Je m'étais souvent amusé à imaginer, au coin du feu, les choses les plus invraisemblables qui pourraient m'arriver. En bonne place, coincé entre « discuter avec ma moto » et « nager dans les sables mouvants d'Uniach, le désert empoisonné du sud– ouest », figurait « être capturé par des sédentaires ». C'était pourtant bien ce qui venait de m'arriver. Ces gens-là n'avaient ni l'apparence ni les manières des pillards et, surtout, leur village – où nous arrivâmes en fin de journée –, ne laissait pas la moindre place au doute.
C'était une agglomération de quelques dizaines de chaumières, faites de bois et de terre séchée. Tout autour, de petits murets de pierre limitaient des champs pauvrement irrigués où poussaient quelques légumes faméliques. Deux douzaines de moutons broutaient les brins d'herbe perçant entre les cailloux. La communauté de sédentaires dans toute sa splendeur ! Je ne parvenais pas à comprendre comment il était possible de vivre ainsi ; plutôt mourir dix fois au combat ! Pourtant je ne pouvais me retenir d'une certaine admiration pour eux ; quelques mois plus tôt, lorsque j'ignorais encore tout de mes origines, je les méprisais, les prenant pour des pleutres. J'avais changé d'avis : il fallait une bonne dose de courage pour mener une pareille existence.

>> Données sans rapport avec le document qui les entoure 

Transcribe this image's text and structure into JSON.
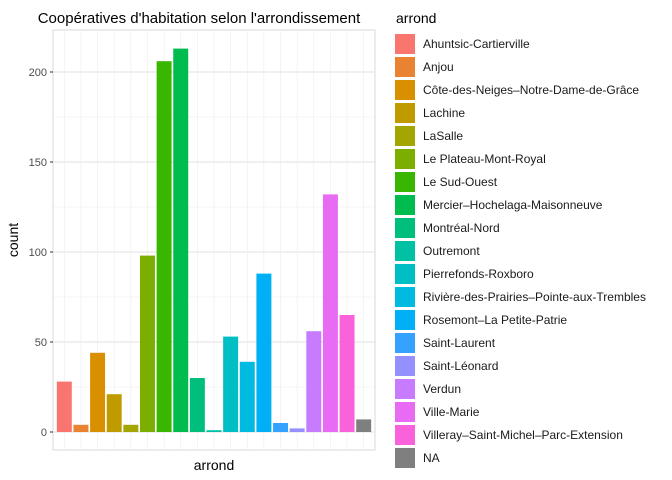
{
  "chart_data": {
    "type": "bar",
    "title": "Coopératives d'habitation selon l'arrondissement",
    "xlabel": "arrond",
    "ylabel": "count",
    "ylim": [
      0,
      220
    ],
    "yticks": [
      0,
      50,
      100,
      150,
      200
    ],
    "grid": true,
    "legend_position": "right",
    "legend_title": "arrond",
    "series": [
      {
        "name": "Ahuntsic-Cartierville",
        "value": 28,
        "color": "#F8766D"
      },
      {
        "name": "Anjou",
        "value": 4,
        "color": "#EA8331"
      },
      {
        "name": "Côte-des-Neiges–Notre-Dame-de-Grâce",
        "value": 44,
        "color": "#D89000"
      },
      {
        "name": "Lachine",
        "value": 21,
        "color": "#C09B00"
      },
      {
        "name": "LaSalle",
        "value": 4,
        "color": "#A3A500"
      },
      {
        "name": "Le Plateau-Mont-Royal",
        "value": 98,
        "color": "#7CAE00"
      },
      {
        "name": "Le Sud-Ouest",
        "value": 206,
        "color": "#39B600"
      },
      {
        "name": "Mercier–Hochelaga-Maisonneuve",
        "value": 213,
        "color": "#00BB4E"
      },
      {
        "name": "Montréal-Nord",
        "value": 30,
        "color": "#00BF7D"
      },
      {
        "name": "Outremont",
        "value": 1,
        "color": "#00C1A3"
      },
      {
        "name": "Pierrefonds-Roxboro",
        "value": 53,
        "color": "#00BFC4"
      },
      {
        "name": "Rivière-des-Prairies–Pointe-aux-Trembles",
        "value": 39,
        "color": "#00BAE0"
      },
      {
        "name": "Rosemont–La Petite-Patrie",
        "value": 88,
        "color": "#00B0F6"
      },
      {
        "name": "Saint-Laurent",
        "value": 5,
        "color": "#35A2FF"
      },
      {
        "name": "Saint-Léonard",
        "value": 2,
        "color": "#9590FF"
      },
      {
        "name": "Verdun",
        "value": 56,
        "color": "#C77CFF"
      },
      {
        "name": "Ville-Marie",
        "value": 132,
        "color": "#E76BF3"
      },
      {
        "name": "Villeray–Saint-Michel–Parc-Extension",
        "value": 65,
        "color": "#FA62DB"
      },
      {
        "name": "NA",
        "value": 7,
        "color": "#7F7F7F"
      }
    ]
  }
}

Notre entrée dans le village ne passa pas inaperçue.
— Les chasseurs sont revenus ! cria un gamin qui jouait sur le pas d'une porte.

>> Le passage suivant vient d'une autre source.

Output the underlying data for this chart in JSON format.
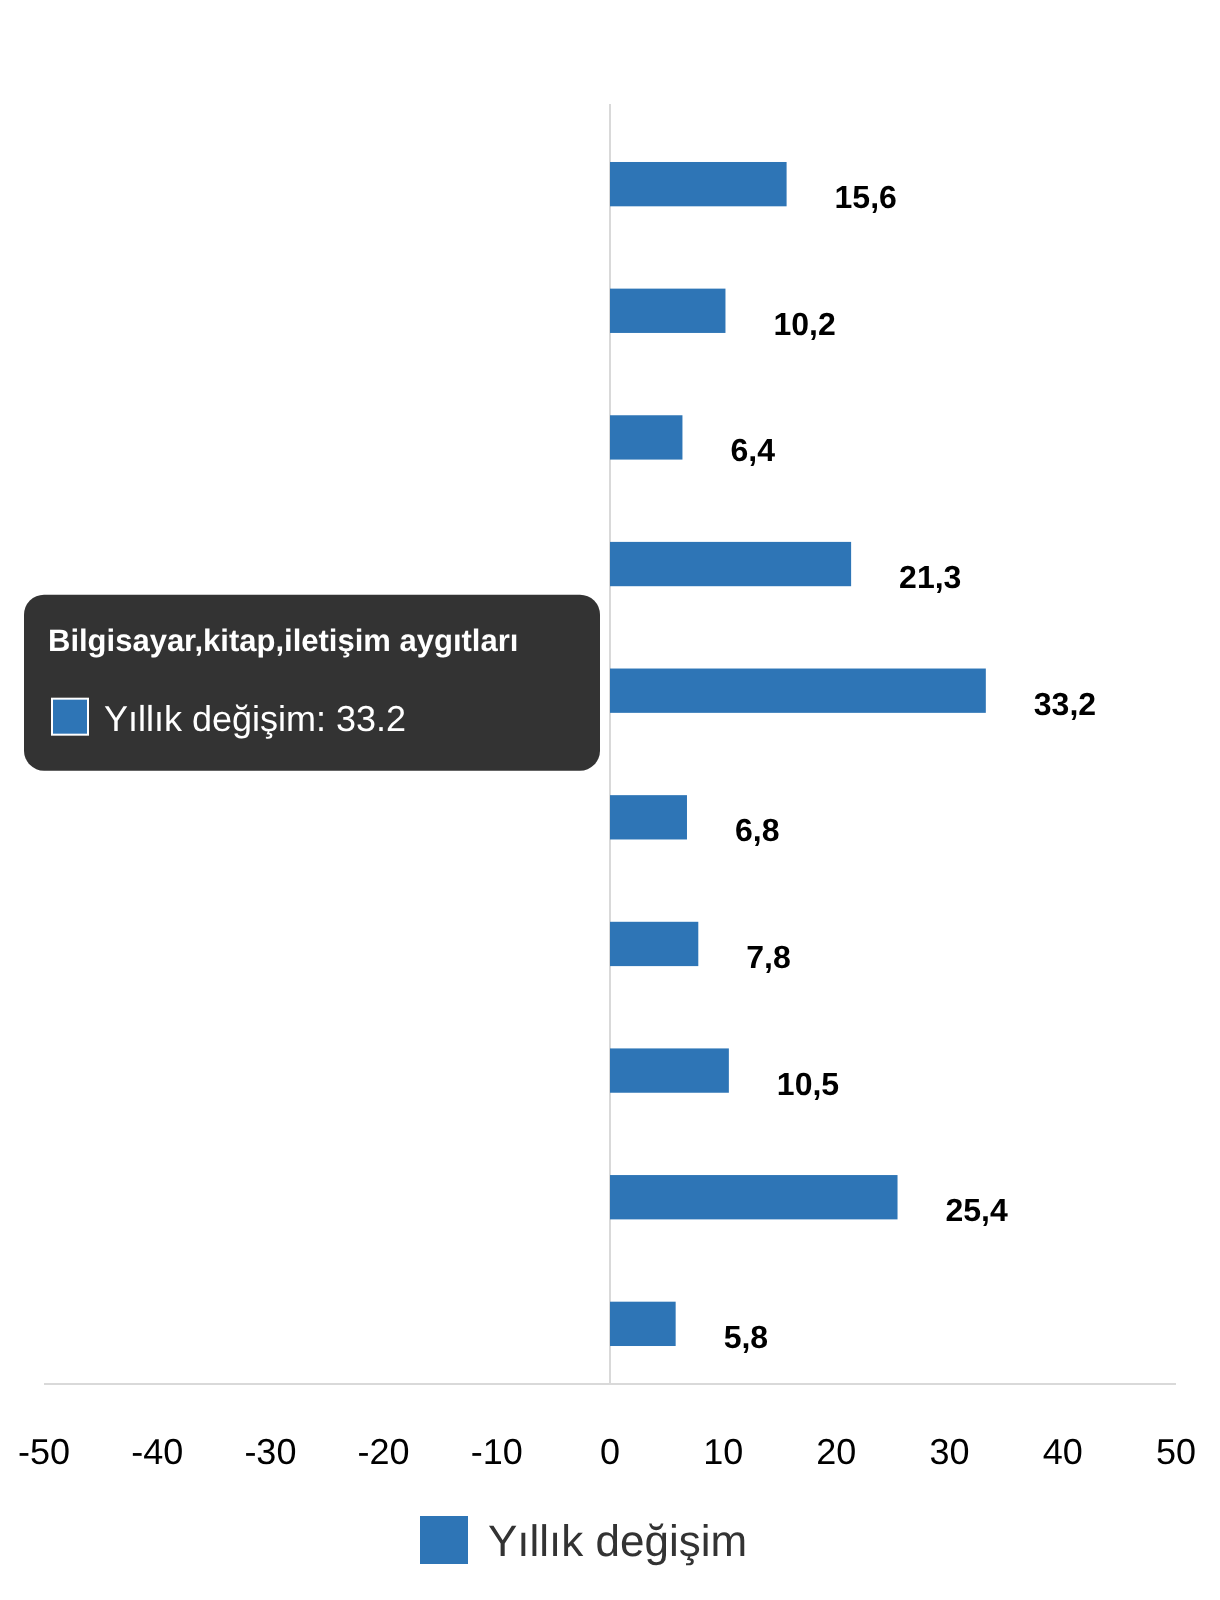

Aussitôt, de chaque chaumière s'échappèrent des femmes et des enfants qui coururent à notre rencontre. Sibylle et moi poussions péniblement nos bécanes. Malgré son bidon de secours nous étions rapidement tombés en panne et le chef des sédentaires – j'appris plus tard qu'il se nommait Hickory –, avait obstinément refusé de faire un détour par une station. La jeune femme n'avait pas desserré les dents de tout le voyage, encore plus distante qu'auparavant, si c'était possible.
Les sifflets et les quolibets ne tardèrent pas à pleuvoir sur nous. Une vieille femme aux cheveux blancs cracha même au sol sur notre passage.
— Laissez-les tranquilles ! dit Hickory d'une voix forte.
— Tu défends les motards, maintenant ? cria quelqu'un.
— Je défends la dignité de tous les êtres humains, c'est tout. Maintenant que chacun retourne à sa tâche !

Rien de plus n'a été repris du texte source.